Mount of Olives panorama

Mount of Olives panorama
A panoramic view of the Mount of Olives

Sunday, October 23, 2011

You say Emmaus, I say Latrun

As noted in an earlier post this morning, Rachel and I started the day by going to the Orson Hyde Memorial Garden with the other faculty and some of their families.  Elaine, who had been home with Samuel, was nursing a bad cold, but by 11:00, we were ready for our day out.

Today we had on the agenda the Canada Park in Latrun and the churches commemorating the Visitation and the birth of John the Baptist in a suburb of Jerusalem called En Kerem.  Well, between our late start and Samuel's still low tolerance for historical site-seeing, the better part of virtue was to go to only the first of the two.  We will save En Kerem for next week when everyone is fresh and when we can better prepare by reading parts of Luke 1 as a family first.
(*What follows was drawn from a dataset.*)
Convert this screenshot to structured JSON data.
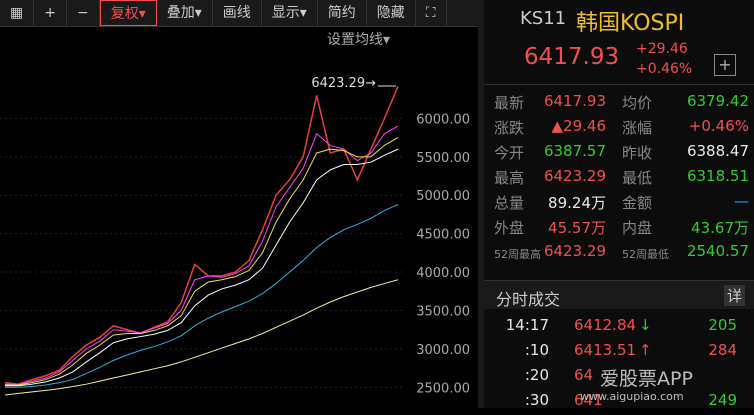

Latrun used to be a Jordanian salient protruding into Israel, a point that actually threatened the main road from Tel Aviv to Jerusalem.  So when the Israelis captured the area in 1967, the main Palestinian village of Imwas was raised and the area has since been converted into the Canada Park, so named because it was financed largely by the Jewish National Fund of Canada.

We were interested in it because the name Imwas preserves the earlier name of "Emmaus."  Actually, it is not likely that this was actually the biblical Emmaus, where the Risen Lord revealed himself to two disciples after having walked with them there from Jerusalem with their not knowing his identity (see Luke 24:13-35).  Two other sites closer to Jerusalem, Qaryet el-Enab and Qubeiba, both near the modern village of Abu Gosh, have better claim to be Emmaus.  But my Byzantine friends thought that this was the site, so I wanted to see it.

 Actually it was interesting on its own, because before the Byzantines started to make pilgrimages there, it had been converted into the Roman city of Nicopolis, so there were a few interesting remains for us to look at, particularly an interesting water system.


And the site is important strategically, sitting over the wide Ayalon Valley, which provided an important approach to Jerusalem.  As a result, even though the Crusaders thought that Qaryet el-Enab was Emmaus, they built a big castle below this site to control the valley.  Richard the Lion Hearted passed this way on his failed attempt to re-take Jerusalem up the valley.

The Ayalon Valley from the hill top in the Canada Park

Cannot say that Samuel had a great time today, but he put up with it . . . and there was progress from a surprising direction: Samuel decided he wanted to try out a few words on just about everyone he saw (see the entry for 10/23/2011 at the bottom of Samuel's page).